There are some reasons why people have lost faith in the competence of physicians. They don’t have all the answers. They can often be smug and dismissive toward patients. Medical malpractice has been a far greater problem than docs care to admit, with medical errors costing about 250,000 patients their lives per year according to a Johns Hopkins study. Then there’s the internet, where anybody can google their diagnosis and treatment with neither the benefit of a medical education nor the experience of treating ailments.
That occasionally ends with doctors being told by patients and their families that they want to be treated in a way that conflicts with the doctors’ advice. What’s a doc to do?
I braced myself. My patient had been intubated with Covid-19 for weeks, her lungs growing stiffer each day. Her sons held vigil at the bedside, pausing only to critique the nurses and health care team. They didn’t like the way the nurse turned their mother. They demanded yet another course of antiviral treatment for Covid-19. As their mother’s health worsened, their frustration escalated — and so did my unease.
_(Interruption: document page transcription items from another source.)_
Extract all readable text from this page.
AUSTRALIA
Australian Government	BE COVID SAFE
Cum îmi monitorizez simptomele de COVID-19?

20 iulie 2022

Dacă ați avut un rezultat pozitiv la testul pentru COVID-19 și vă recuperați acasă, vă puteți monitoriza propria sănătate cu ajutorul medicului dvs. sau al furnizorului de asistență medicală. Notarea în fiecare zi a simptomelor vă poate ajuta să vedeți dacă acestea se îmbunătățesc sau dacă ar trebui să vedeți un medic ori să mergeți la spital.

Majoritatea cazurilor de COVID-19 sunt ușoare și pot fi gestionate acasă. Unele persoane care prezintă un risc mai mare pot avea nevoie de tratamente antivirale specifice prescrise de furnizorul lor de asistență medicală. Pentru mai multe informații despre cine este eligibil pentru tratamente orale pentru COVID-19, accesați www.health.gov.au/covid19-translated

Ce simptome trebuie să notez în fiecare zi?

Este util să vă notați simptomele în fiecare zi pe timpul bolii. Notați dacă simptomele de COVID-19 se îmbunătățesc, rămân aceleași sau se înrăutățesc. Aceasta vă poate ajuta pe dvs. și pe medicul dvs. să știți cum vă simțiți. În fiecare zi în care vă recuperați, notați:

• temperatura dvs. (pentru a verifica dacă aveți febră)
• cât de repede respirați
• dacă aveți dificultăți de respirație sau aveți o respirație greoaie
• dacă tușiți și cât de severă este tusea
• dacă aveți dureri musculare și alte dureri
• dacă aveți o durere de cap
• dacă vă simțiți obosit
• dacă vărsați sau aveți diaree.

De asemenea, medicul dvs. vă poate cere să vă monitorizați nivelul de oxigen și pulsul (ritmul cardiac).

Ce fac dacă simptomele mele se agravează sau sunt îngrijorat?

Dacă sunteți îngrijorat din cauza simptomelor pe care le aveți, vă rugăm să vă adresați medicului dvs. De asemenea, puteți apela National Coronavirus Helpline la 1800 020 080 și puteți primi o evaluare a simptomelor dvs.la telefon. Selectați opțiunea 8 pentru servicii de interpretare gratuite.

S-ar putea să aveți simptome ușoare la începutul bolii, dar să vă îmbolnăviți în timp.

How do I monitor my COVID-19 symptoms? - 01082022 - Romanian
The son pulled a pill bottle from his backpack. It was a mixture of herbs that he had ordered off the internet. He wanted me give the supplement to his mother through her feeding tube, along with her other medications. I looked it up online. There was no evidence that it would help his mother — in fact it was on a list of medications deemed useless for the virus. At the same time, I suspected that my patient would not live through this hospitalization, and I wanted to heal the relationship between the hospital staff and her family.
The herbs wouldn’t help, but they wouldn’t hurt either. And they offered the benefit of “healing” the relationship between family and hospital, which may have made life a little easier for staff even though staff relations might not be a primary consideration in treatment protocols. But was it ethical for the physician to feed into what she believed to be a misguided treatment, to enable the family to believe that whatever nonsense they read on the internet offered any hope?
That moment with my patient’s son felt particularly fraught, but these sorts of requests are common and fall along a spectrum. Doctors may agree to give their patients probiotics because they are harmless, even though the evidence for their effectiveness is weak in most cases. They might prescribe an unnecessary antibiotic. They might even agree to spread out the timing of pediatric vaccinations at a family’s insistence.
The argument in favor of accommodating the desires of patients and families is grounded in establishing a trusting relationship.
“There are patients and families I knew I was never going to be able to treat if I wouldn’t at least compromise,” he said. Distrust in the health system was rampant. He could justify prescribing the drug to build rapport. After all, even though the medication had no medical purpose, it was fairly harmless.
But what about treatments that aren’t “fairly harmless”? What about treatments that are used as substitutes for treatments that work, that could save lives, but are refused or replaced by useless or dangerous alternatives?
When doctors prescribe medications that they don’t believe in, even ones that pose little risk to the patient, it can cost them the trust of their colleagues. Families might question why their doctors give in to some requests and not others. She believes that what patients and their families really need is honest and open communication surrounding doctors’ decisions and the time to build confidence in their providers.
But then, we’re lawyers here, not physicians. While their concerns might be remotely interesting, does it have anything to do with us? It does. While the analogy is imperfect, distrust of lawyers and the law is rampant, and to a great extent with good reason. Whether it’s because many lawyers believe their duty is to a cause rather than a client, too many just aren’t very good at their job, or, as with medicine, google searches on the internet, clients demand that lawyers incorporate into their representation their arguments and beliefs, even if they conflict with what the lawyer believes is the appropriate course of representation.
While some choices in the course of representation belong to the client, such as the right to testify in one’s own defense, tactical decisions are exclusively the province of the lawyer. To the extent we heed the client’s wishes in how we approach our case, it’s a matter of courtesy and not obligation. Like docs, we need the clients’ cooperation and trust in order to fashion our approach.
We need to know the facts in order to be prepared to address them or, if the facts are not favorable to the client, avoid or circumvent them. If the client refuses to give us the information needed due to lack of trust, the likelihood of our stepping on a landmine increases exponentially.
I remember trying a case I thought was a winner when a prosecution witness testified that the defendant said something to him that blew up the defense. I turned to my client and asked if he really said that, and with that sheepish look we all know too well, he admitted he did. “Why didn’t you tell me?” “I wanted you to think I was innocent so you would fight harder for me.” Oy.
But while the ambush can’t be helped, what can be prevented is the client who insists on the lawyer making a frivolous or flagrantly dishonest argument that would not only fail in court, but almost certainly bring the judge down on his head like a ton of bricks. Not SovCit type crazy, perhaps, but some childish argument that somebody on reddit insisted would work despite overwhelming evidence to the contrary that will almost certainly end whatever chance of prevailing existed. It’s the legal equivalent of giving ivermectin to a person with Covid. I won’t do it, but that’s just me.